Les services secrets canadiens ont espionné des citoyens sans mandat

Un rapport déposé vendredi à la Chambre des Communes à Ottawa indique que le Service canadien de renseignement de sécurité (SCRS) aurait utilisé les données de géolocalisation provenant de téléphones intelligents sans mandat. Cela constitue une infraction à la Charte des droits et libertés.

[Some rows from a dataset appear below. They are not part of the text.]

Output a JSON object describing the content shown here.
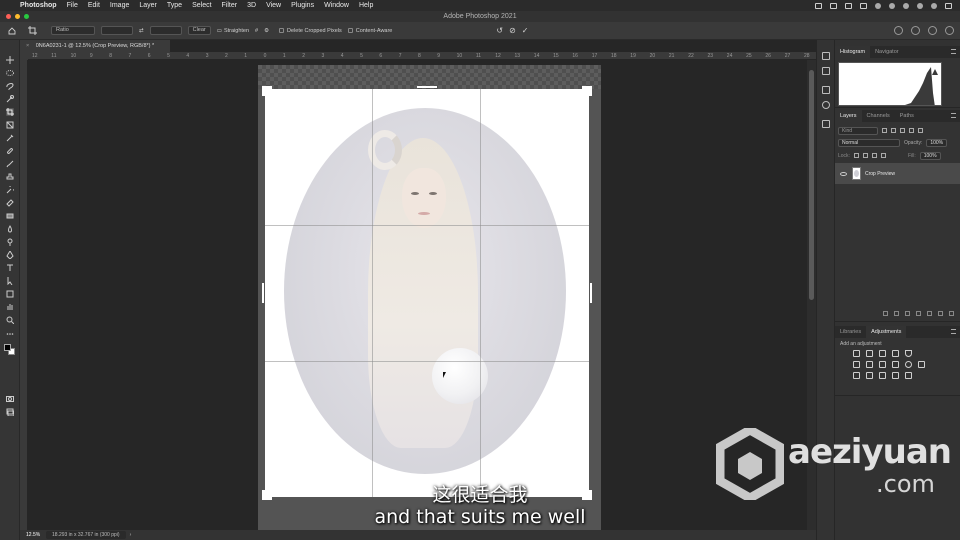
{
  "menubar": {
    "app": "Photoshop",
    "items": [
      "File",
      "Edit",
      "Image",
      "Layer",
      "Type",
      "Select",
      "Filter",
      "3D",
      "View",
      "Plugins",
      "Window",
      "Help"
    ]
  },
  "window": {
    "title": "Adobe Photoshop 2021"
  },
  "options": {
    "ratio": "Ratio",
    "clear": "Clear",
    "straighten": "Straighten",
    "delete_cropped": "Delete Cropped Pixels",
    "content_aware": "Content-Aware"
  },
  "document": {
    "tab": "0N6A0231-1 @ 12.5% (Crop Preview, RGB/8*) *"
  },
  "ruler": {
    "h_ticks": [
      "12",
      "11",
      "10",
      "9",
      "8",
      "7",
      "6",
      "5",
      "4",
      "3",
      "2",
      "1",
      "0",
      "1",
      "2",
      "3",
      "4",
      "5",
      "6",
      "7",
      "8",
      "9",
      "10",
      "11",
      "12",
      "13",
      "14",
      "15",
      "16",
      "17",
      "18",
      "19",
      "20",
      "21",
      "22",
      "23",
      "24",
      "25",
      "26",
      "27",
      "28"
    ]
  },
  "statusbar": {
    "zoom": "12.5%",
    "doc_info": "18.293 in x 32.767 in (300 ppi)"
  },
  "panels": {
    "top_tabs": [
      "Histogram",
      "Navigator"
    ],
    "layers_tabs": [
      "Layers",
      "Channels",
      "Paths"
    ],
    "kind_placeholder": "Kind",
    "blend_mode": "Normal",
    "opacity_label": "Opacity:",
    "opacity_value": "100%",
    "lock_label": "Lock:",
    "fill_label": "Fill:",
    "fill_value": "100%",
    "layer_name": "Crop Preview",
    "bottom_tabs": [
      "Libraries",
      "Adjustments"
    ],
    "adj_subtitle": "Add an adjustment"
  },
  "subtitles": {
    "cn": "这很适合我",
    "en": "and that suits me well"
  },
  "watermark": {
    "line1": "aeziyuan",
    "line2": ".com"
  },
  "colors": {
    "traffic_red": "#fe5f57",
    "traffic_yellow": "#febc2e",
    "traffic_green": "#28c840",
    "accent": "#4a4a4a"
  }
}
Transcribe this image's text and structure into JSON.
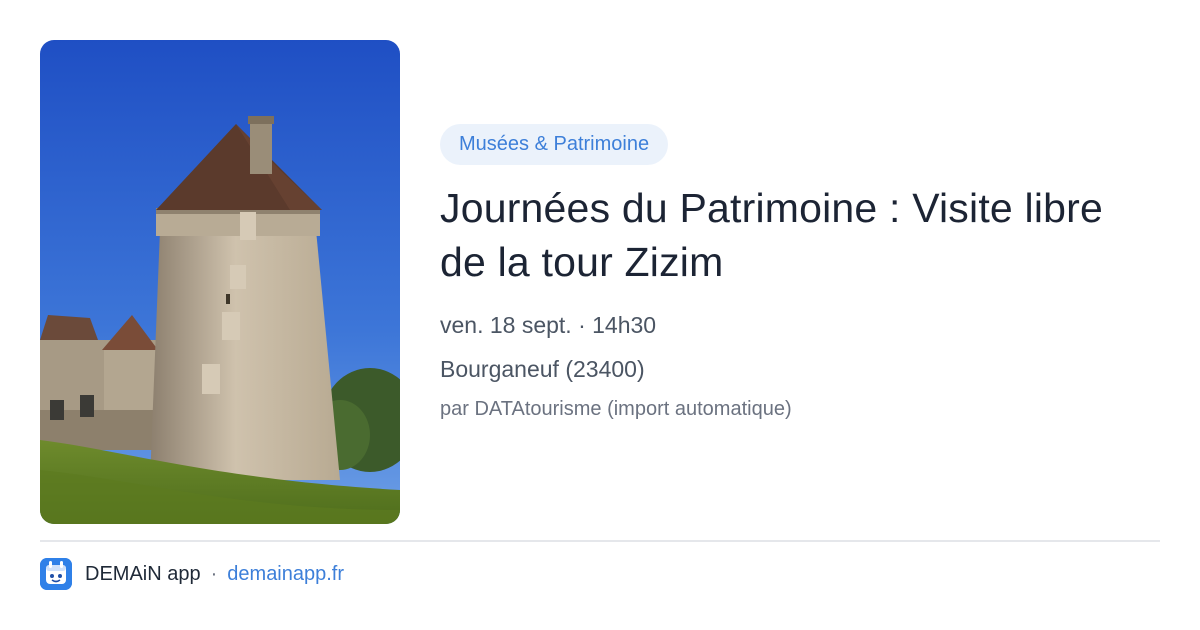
{
  "event": {
    "category": "Musées & Patrimoine",
    "title": "Journées du Patrimoine : Visite libre de la tour Zizim",
    "date": "ven. 18 sept. · 14h30",
    "location": "Bourganeuf (23400)",
    "source": "par DATAtourisme (import automatique)",
    "image_icon": "tower-photo"
  },
  "footer": {
    "app_name": "DEMAiN app",
    "separator": "·",
    "url": "demainapp.fr",
    "logo_icon": "demain-logo-icon"
  },
  "colors": {
    "accent": "#3d7fd9",
    "badge_bg": "#ebf2fb",
    "logo_bg": "#2f80e8"
  }
}
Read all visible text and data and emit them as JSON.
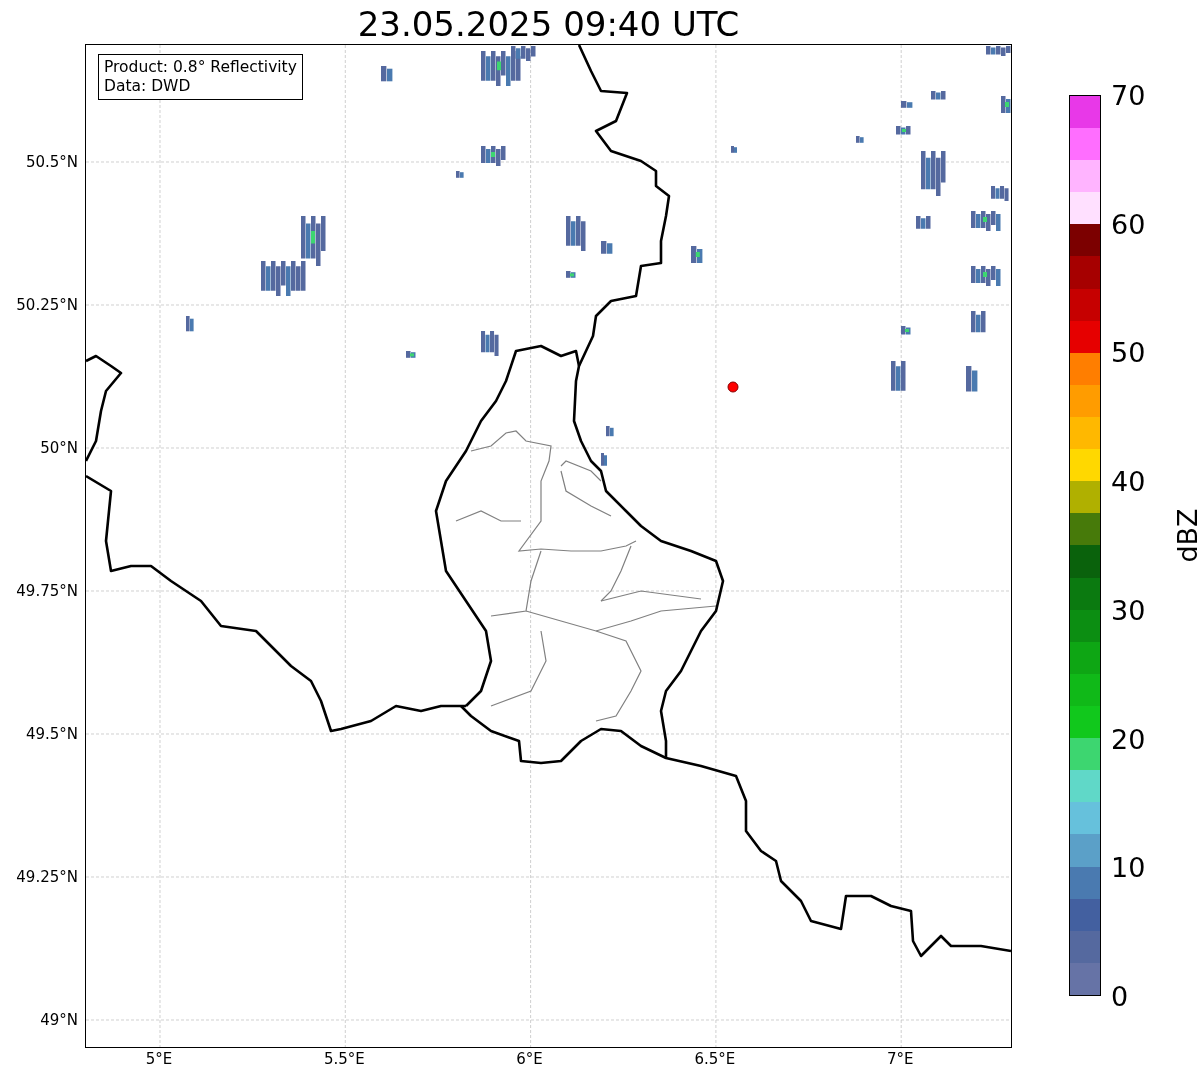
{
  "title": "23.05.2025 09:40 UTC",
  "annotation": {
    "lines": [
      "Product: 0.8° Reflectivity",
      "Data: DWD"
    ]
  },
  "map": {
    "lat_ticks": [
      "50.5°N",
      "50.25°N",
      "50°N",
      "49.75°N",
      "49.5°N",
      "49.25°N",
      "49°N"
    ],
    "lon_ticks": [
      "5°E",
      "5.5°E",
      "6°E",
      "6.5°E",
      "7°E"
    ]
  },
  "colorbar": {
    "label": "dBZ",
    "ticks": [
      "70",
      "60",
      "50",
      "40",
      "30",
      "20",
      "10",
      "0"
    ],
    "bins": [
      {
        "color": "#6673a6"
      },
      {
        "color": "#55699f"
      },
      {
        "color": "#4360a0"
      },
      {
        "color": "#4a7ab0"
      },
      {
        "color": "#5ba0c8"
      },
      {
        "color": "#66c1dc"
      },
      {
        "color": "#60d8c8"
      },
      {
        "color": "#3dd670"
      },
      {
        "color": "#11c81c"
      },
      {
        "color": "#10b918"
      },
      {
        "color": "#0ea614"
      },
      {
        "color": "#0c8e12"
      },
      {
        "color": "#0b7a10"
      },
      {
        "color": "#0a620c"
      },
      {
        "color": "#477a0a"
      },
      {
        "color": "#b0b000"
      },
      {
        "color": "#ffd800"
      },
      {
        "color": "#ffb800"
      },
      {
        "color": "#ff9c00"
      },
      {
        "color": "#ff7e00"
      },
      {
        "color": "#e60000"
      },
      {
        "color": "#c60000"
      },
      {
        "color": "#a60000"
      },
      {
        "color": "#7c0000"
      },
      {
        "color": "#ffe0ff"
      },
      {
        "color": "#ffb4ff"
      },
      {
        "color": "#ff6eff"
      },
      {
        "color": "#e838e8"
      }
    ]
  }
}
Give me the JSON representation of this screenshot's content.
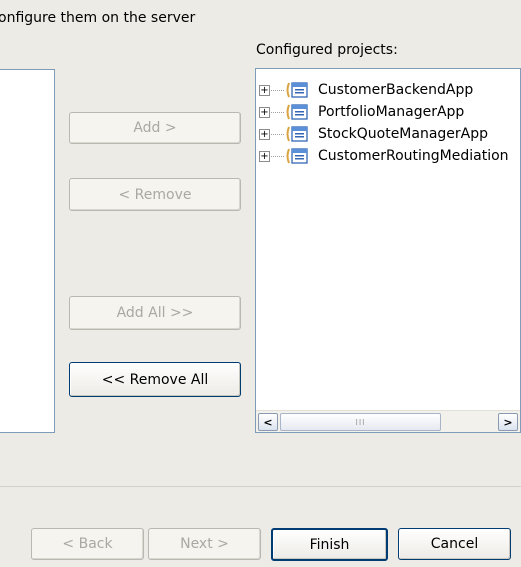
{
  "instruction": "onfigure them on the server",
  "configured_projects": {
    "label": "Configured projects:",
    "items": [
      {
        "label": "CustomerBackendApp",
        "icon": "project-folder-icon"
      },
      {
        "label": "PortfolioManagerApp",
        "icon": "project-folder-icon"
      },
      {
        "label": "StockQuoteManagerApp",
        "icon": "project-folder-icon"
      },
      {
        "label": "CustomerRoutingMediation",
        "icon": "project-folder-icon"
      }
    ],
    "expander_symbol": "+",
    "scroll_left": "<",
    "scroll_right": ">",
    "thumb_grip": "III"
  },
  "transfer_buttons": {
    "add": "Add >",
    "remove": "< Remove",
    "add_all": "Add All >>",
    "remove_all": "<< Remove All"
  },
  "wizard_buttons": {
    "back": "< Back",
    "next": "Next >",
    "finish": "Finish",
    "cancel": "Cancel"
  },
  "colors": {
    "background": "#ecebe6",
    "list_border": "#7f9db9",
    "disabled_text": "#a9a8a2",
    "button_border": "#003c74"
  }
}
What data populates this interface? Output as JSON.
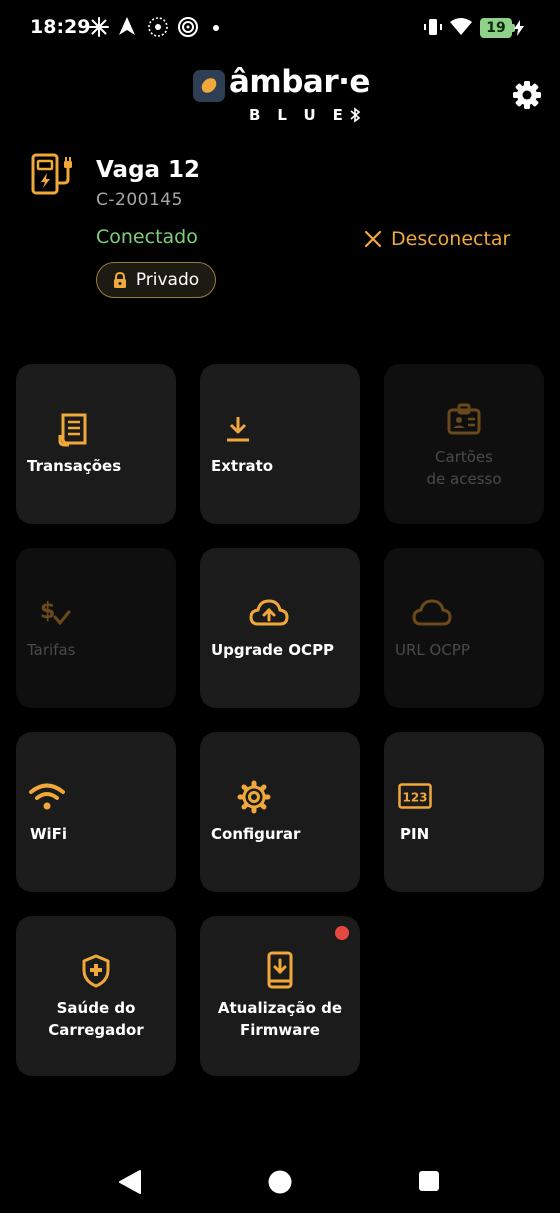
{
  "status_bar": {
    "time": "18:29",
    "battery_level": "19",
    "icons": [
      "pinwheel-icon",
      "navigation-arrow-icon",
      "nfc-dotted-icon",
      "spiral-icon",
      "dot-icon",
      "vibrate-icon",
      "wifi-icon",
      "battery-charging-icon"
    ]
  },
  "header": {
    "brand": "âmbar·e",
    "subbrand": "BLUE",
    "settings_icon": "gear-icon"
  },
  "charger": {
    "name": "Vaga 12",
    "id": "C-200145",
    "status": "Conectado",
    "disconnect_label": "Desconectar",
    "private_label": "Privado"
  },
  "tiles": [
    {
      "label": "Transações",
      "icon": "receipt-icon",
      "enabled": true
    },
    {
      "label": "Extrato",
      "icon": "download-icon",
      "enabled": true
    },
    {
      "label": "Cartões de acesso",
      "icon": "id-card-icon",
      "enabled": false
    },
    {
      "label": "Tarifas",
      "icon": "dollar-check-icon",
      "enabled": false
    },
    {
      "label": "Upgrade OCPP",
      "icon": "cloud-upload-icon",
      "enabled": true
    },
    {
      "label": "URL OCPP",
      "icon": "cloud-icon",
      "enabled": false
    },
    {
      "label": "WiFi",
      "icon": "wifi-icon",
      "enabled": true
    },
    {
      "label": "Configurar",
      "icon": "gear-icon",
      "enabled": true
    },
    {
      "label": "PIN",
      "icon": "pin-123-icon",
      "enabled": true
    },
    {
      "label": "Saúde do Carregador",
      "icon": "shield-plus-icon",
      "enabled": true
    },
    {
      "label": "Atualização de Firmware",
      "icon": "phone-download-icon",
      "enabled": true,
      "notification": true
    }
  ],
  "colors": {
    "accent": "#f0a83a",
    "connected": "#7fcf79",
    "disabled_text": "#4a4a4a",
    "tile_bg": "#1b1b1b",
    "notification": "#e5483e"
  },
  "nav_bar": [
    "back-icon",
    "home-icon",
    "recents-icon"
  ]
}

L’Office de surveillance des activités en matière de sécurité nationale et de renseignement (OSSNR) a déposé son premier rapport annuel, couvrant l’année 2019, au Parlement vendredi. Cet organisme surveille les agences de renseignement pour s’assurer qu’elles respectent la loi. Parmi les différents éléments étudiés par celui-ci, on retrouve l’utilisation des nouvelles technologies par les services de renseignement. La collecte massive de données provenant des téléphones cellulaires des citoyens est différente des méthodes traditionnelles de renseignement, comme l’écoute téléphonique, parce que la majorité de l’information recueillie porte sur des citoyens qui ne sont pas visés par une enquête. Or, collecter des informations personnelles sans l’autorisation d’un juge dans le cadre d’une enquête constitue une infraction à l’article 8 de la Charte canadienne des droits et liberté, qui protège le droit à la vie privée.

L’OSSNR indique donc qu’il est « au courant de situations où la technologie a été utilisée d’une manière qui dépassait les autorisations légales. » Le rapport est sévère à l’endroit des services secrets :

« À quelques reprises au cours des dernières années, le SCRS s’est servi de nouvelles techniques de collecte sans d’abord avoir entièrement compris et évalué leurs implications d’ordre juridique et stratégique. Dans ces cas, les travaux de nature juridique et stratégique n’ont pas été à la hauteur du besoin opérationnel de maintenir et d’améliorer les capacités en matière de collecte. Ces activités ont mis à risque – et même parfois compromis – le caractère licite de l’activité de collecte ainsi que la protection des renseignements personnels des Canadiens. »

Extrait du rapport de l’OSSNR

L’organisme de surveillance s’est notamment intéressé à l’utilisation de données de géolocalisation par le SCRS et a conclu qu’il y avait un risque élevé d’atteinte aux droits de la personne. Il en a averti le ministre de la Sécurité publique et de la Protection civile, Bill Blair, par une lettre le 16 mars dernier.

Le rapport de l’OSSNR signale aussi le problème du vide juridique entourant les lanceurs d’alerte dans le contexte des organismes de sécurité nationale comme le SCRS. Les lois actuelles manquent de précision sur le processus de divulgation d’actes répréhensibles et sur le rôle des différents organismes dans celui-ci. En 2013, Edward Snowden, un ancien employé de la CIA, avait révélé au monde entier que les services de renseignement américains colligeaient des données à propos de ses citoyens et de citoyens étrangers grâce à sa surveillance d’internet et des téléphones cellulaires. Ce lanceur d’alerte est aujourd’hui toujours en exil et menacé d’être jugé en cours martiale s’il rentre aux États-Unis.